Go through the wine selection you have, and ensure you have a broad range available. It may help to make notes after each so that you can go back and evaluate what level of acidity best suited you.
Learn About The Impact Of Acidity On Flavour
Acid can help promote and enhance other flavours that it comes into contact with. Anyone who has ever tasted the difference between fish or paella before and after a squeeze of lemon juice will understand how big a difference it can make. This is just the same with wines.
A wine with inadequate acidity can end up tasting flabby, meaning that it has a dull or unbalanced flavour.
Understand How Climate Impacts Acidity
If storing wine at home, it is essential to have the right storage environment. Typically, wine doesn’t change much in its composition after the bottling process is complete.
However, it is still a good idea to store your wine in the best possible climate to reduce the risk of spoilage or changes in acidity.
If you have a growing collection of wines, it may help to look into the storage options available. Wine coolers are the ideal way to ensure that your wine remains in top condition. You should assess your wine storage needs before selecting a wine cooler.
Often smaller coolers are a perfect first step for those starting with a wine collection.

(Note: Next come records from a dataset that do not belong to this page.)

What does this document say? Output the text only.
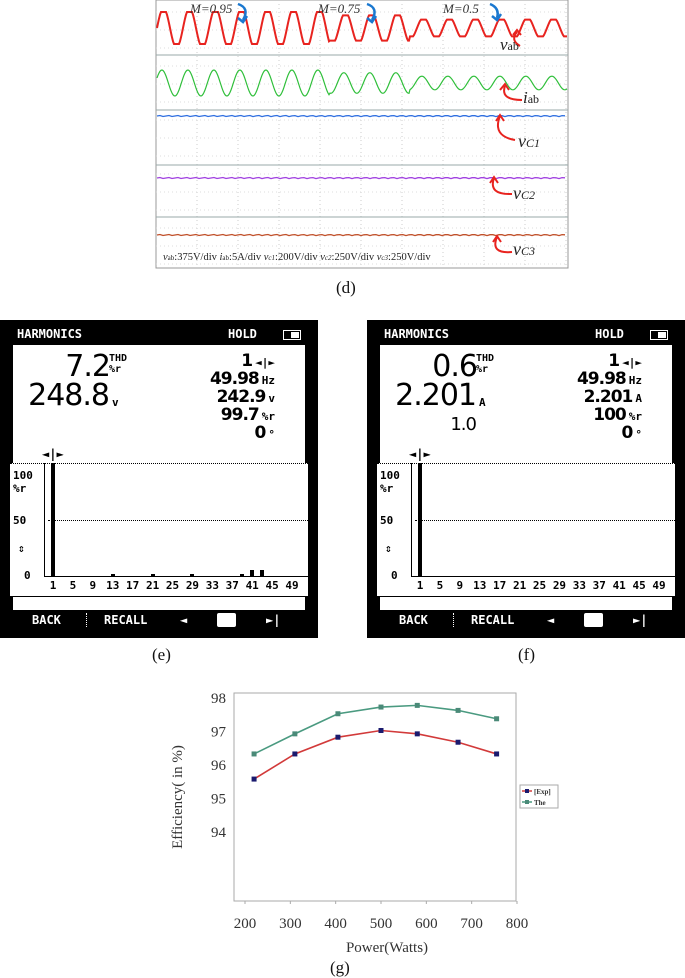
M=0.95	M=0.75	M=0.5
vab
iab
vC1
vC2
vC3
vab:375V/div iab:5A/div vc1:200V/div vc2:250V/div vc3:250V/div
(d)
HARMONICS	HOLD
7.2 THD
%r
248.8 v
1 ◄|►
49.98 Hz
242.9 v
99.7 %r
0 °
◄|►
100
%r
50
⇕
0
1 5 9 13 17 21 25 29 33 37 41 45 49
BACK	RECALL	◄	2	►|
HARMONICS	HOLD
0.6 THD
%r
2.201 A
1.0
1 ◄|►
49.98 Hz
2.201 A
100 %r
0 °
◄|►
100
%r
50
⇕
0
1 5 9 13 17 21 25 29 33 37 41 45 49
BACK	RECALL	◄	3	►|
(e)	(f)
94
95
96
97
98
200 300 400 500 600 700 800
Efficiency( in %)
Power(Watts)
[Exp]
The
(g)
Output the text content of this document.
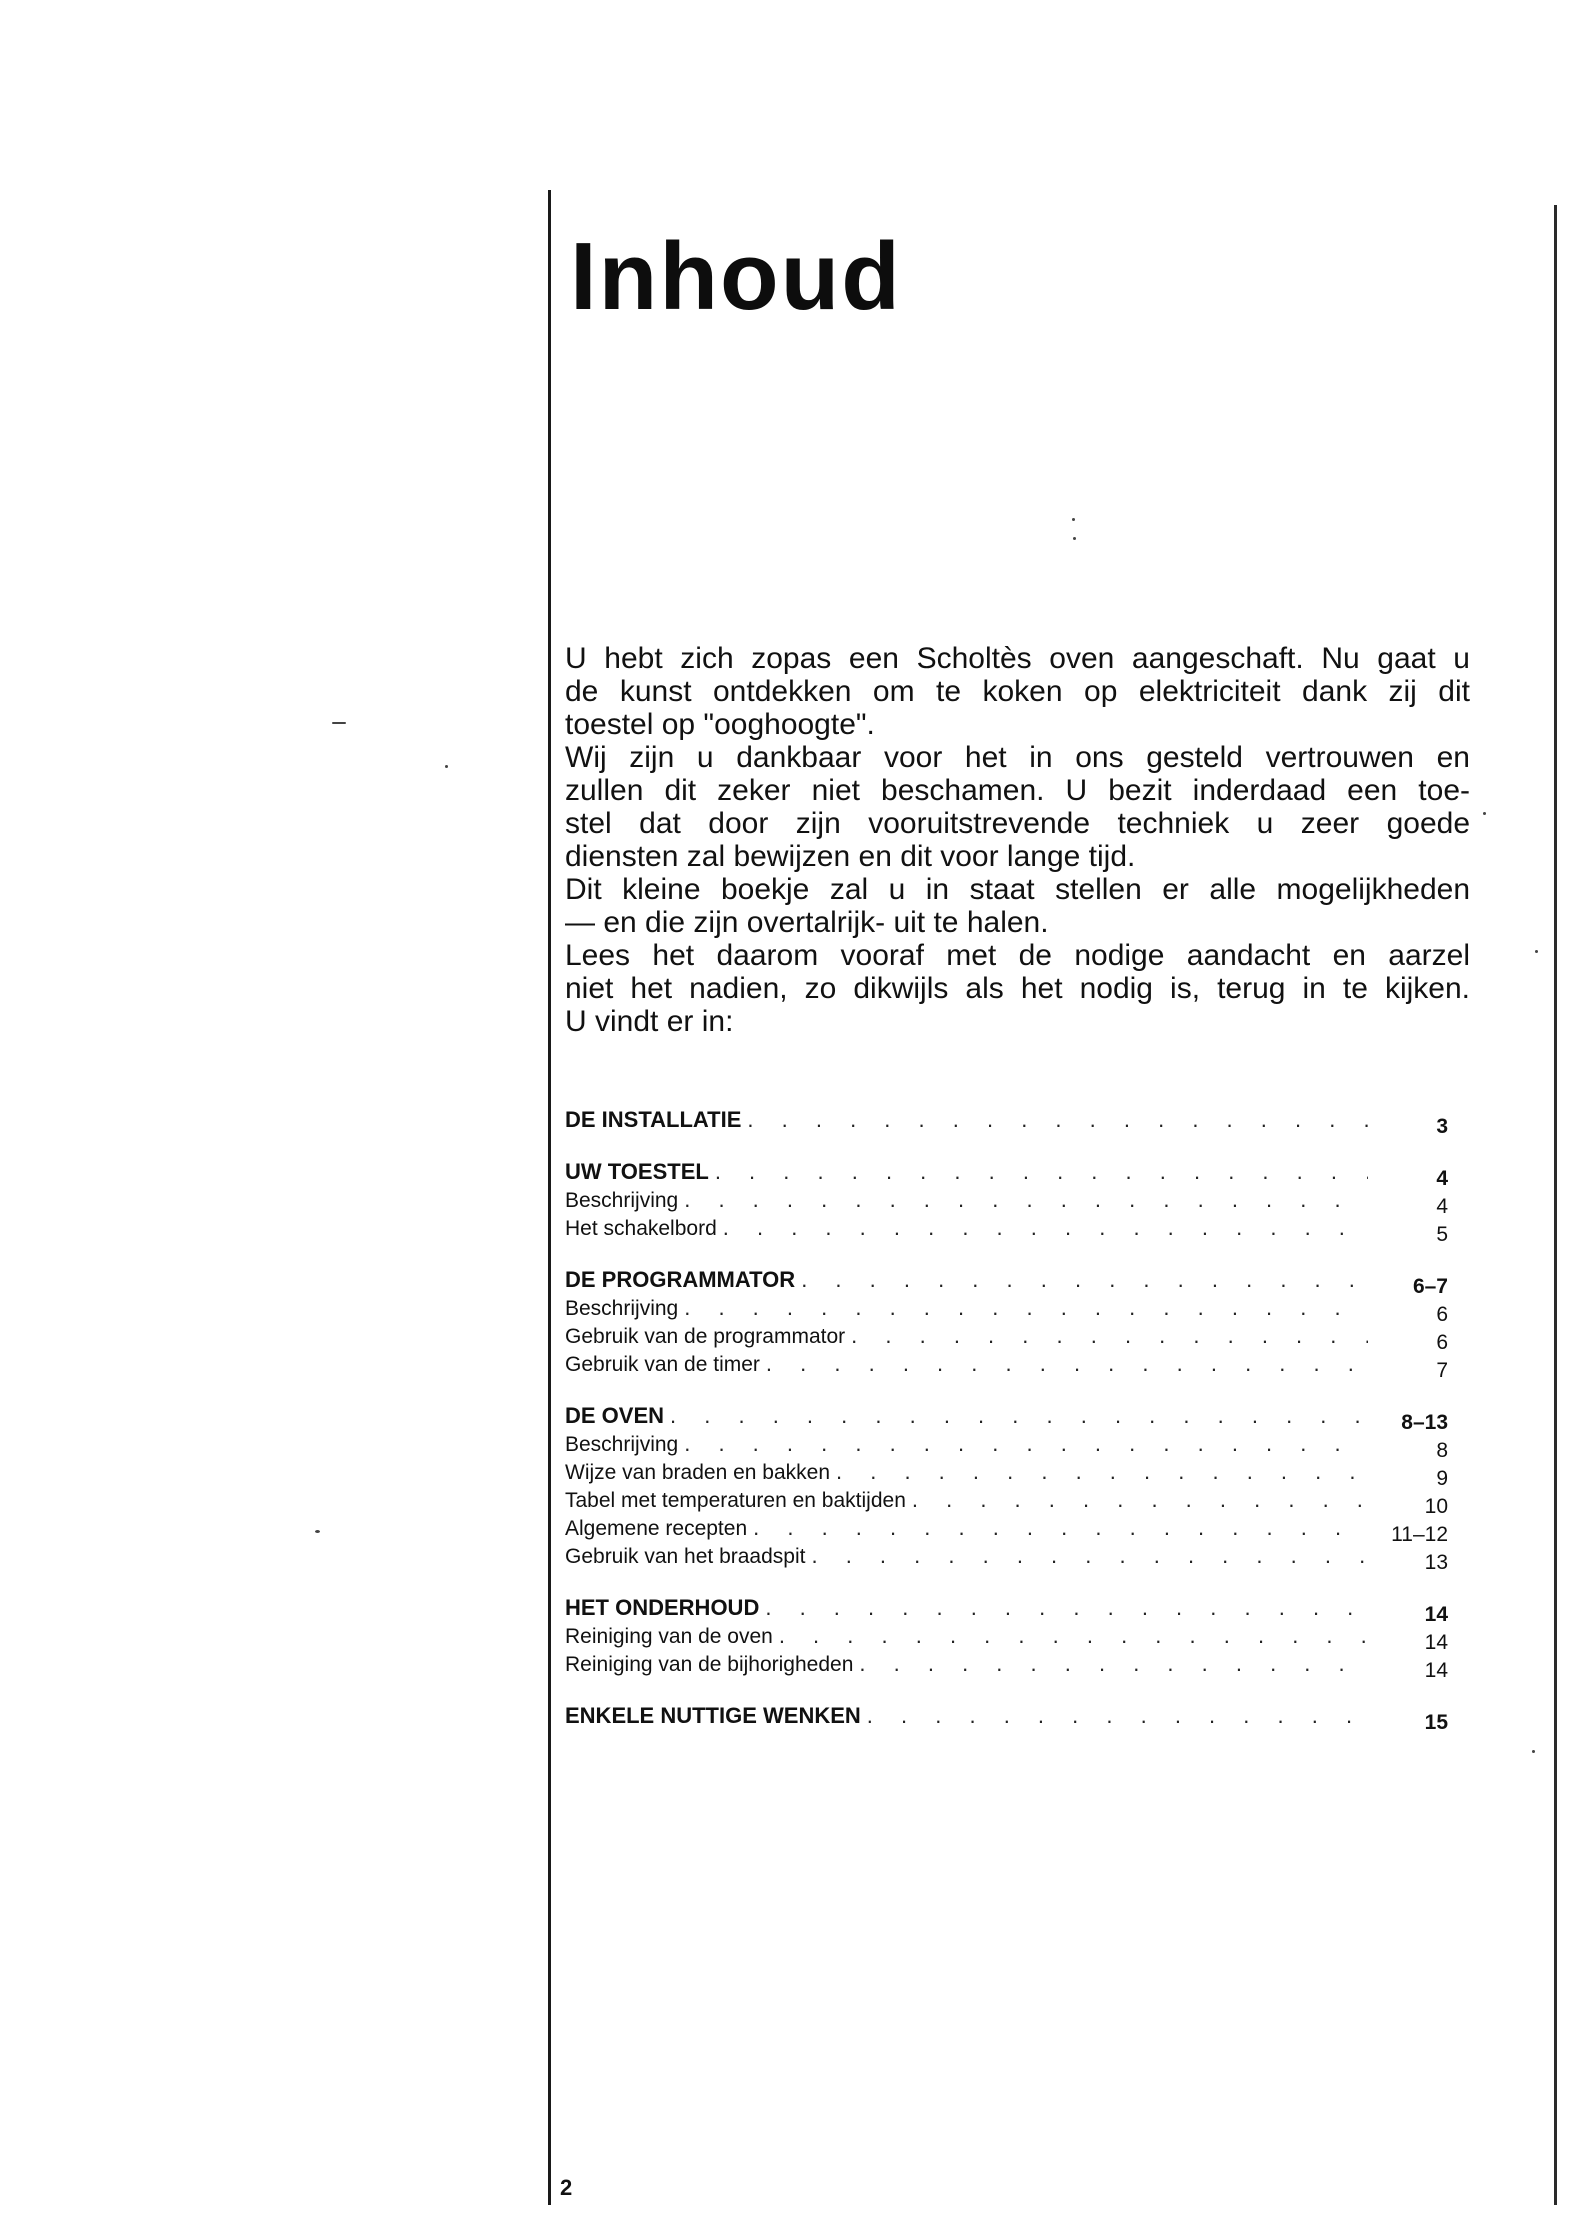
Inhoud
U hebt zich zopas een Scholtès oven aangeschaft. Nu gaat u
de kunst ontdekken om te koken op elektriciteit dank zij dit
toestel op "ooghoogte".
Wij zijn u dankbaar voor het in ons gesteld vertrouwen en
zullen dit zeker niet beschamen. U bezit inderdaad een toe-
stel dat door zijn vooruitstrevende techniek u zeer goede
diensten zal bewijzen en dit voor lange tijd.
Dit kleine boekje zal u in staat stellen er alle mogelijkheden
— en die zijn overtalrijk- uit te halen.
Lees het daarom vooraf met de nodige aandacht en aarzel
niet het nadien, zo dikwijls als het nodig is, terug in te kijken.
U vindt er in:
DE INSTALLATIE . . .	3
UW TOESTEL . . .	4
Beschrijving . . .	4
Het schakelbord . . .	5
DE PROGRAMMATOR . . .	6–7
Beschrijving . . .	6
Gebruik van de programmator . . .	6
Gebruik van de timer . . .	7
DE OVEN . . .	8–13
Beschrijving . . .	8
Wijze van braden en bakken . . .	9
Tabel met temperaturen en baktijden . . .	10
Algemene recepten . . .	11–12
Gebruik van het braadspit . . .	13
HET ONDERHOUD . . .	14
Reiniging van de oven . . .	14
Reiniging van de bijhorigheden . . .	14
ENKELE NUTTIGE WENKEN . . .	15
2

It may help to get a medium-sized freestanding cooler so that you will have room to grow your collection. Ageing wine cabinets can be a perfect choice for those with a more extensive collection or who want to age their wines.
Know Why Wine Is Acidic
Acidity in wine comes from the very soil the grapes are grown in. Unripe grapes have the highest levels of acidity, but this typically lowers as they ripen. Grapes that are grown in cooler environments typically have high acidity due to the lack of sun and warmth that raises a grape’s pH levels.
Many vineyards in cooler climates will add additional acids to increase the overall acidity of the wine.
Related Read: 9 Wines That Tastes Like Grape Juice
Choose The Right Acidity For Food Pairings
Getting the acidity of your wine right is essential to make a good pairing with a meal. It is a good idea to have wines with a range of acidities available to complement any meal.
When cooking a meal, consider the key flavours. For instance, will the dish be sweet, salty or sour?
Get an idea of your meal’s different qualities to choose the wine with the right acidity and other qualities. The idea here is to find a wine that perfectly complements the key features of the meal.
Cooking a meal that is high in acidity will naturally mean you should pair that meal with a wine that is higher in acidity.
It may help to experiment with different pairings to find the right match before giving wines to guests at dinner parties.
Which Wines Are Most Acidic?
Red wines are typically lowest in acidity. This is because the grapes for red wine are usually grown in warmer climates or have been aged to lower the acidity in the bottle.
Wines can be aged at the vineyard or in your own home with the right kind ofageing wine cabinet. There are also full and medium-bodied red wines that have a higher level of acidity.
White wines and sparkling wines typically have the highest level of acidity. These are the wines that will feel tart on your tongue and suit lighter meals such as fish. It is worth noting that the more acidic the wine, the more it can have a negative impact on your digestion.
If you struggle with digestive issues, it may help to limit your wines to the lower end of the acidic range.
Acidity is an essential part of how a wine looks and tastes. The level of acidity you choose in your wines will largely depend on your personal preference. Tart wines aren’t necessarily for everyone!
Fortunately, there are thousands of wines to choose from, and you’re sure to find something that will suit any palate.
It is vital that you have an excellent space to store your wines and chill them before serving. In addition, it can help to have a number of wines on hand so that you can cater to as many tastes as possible.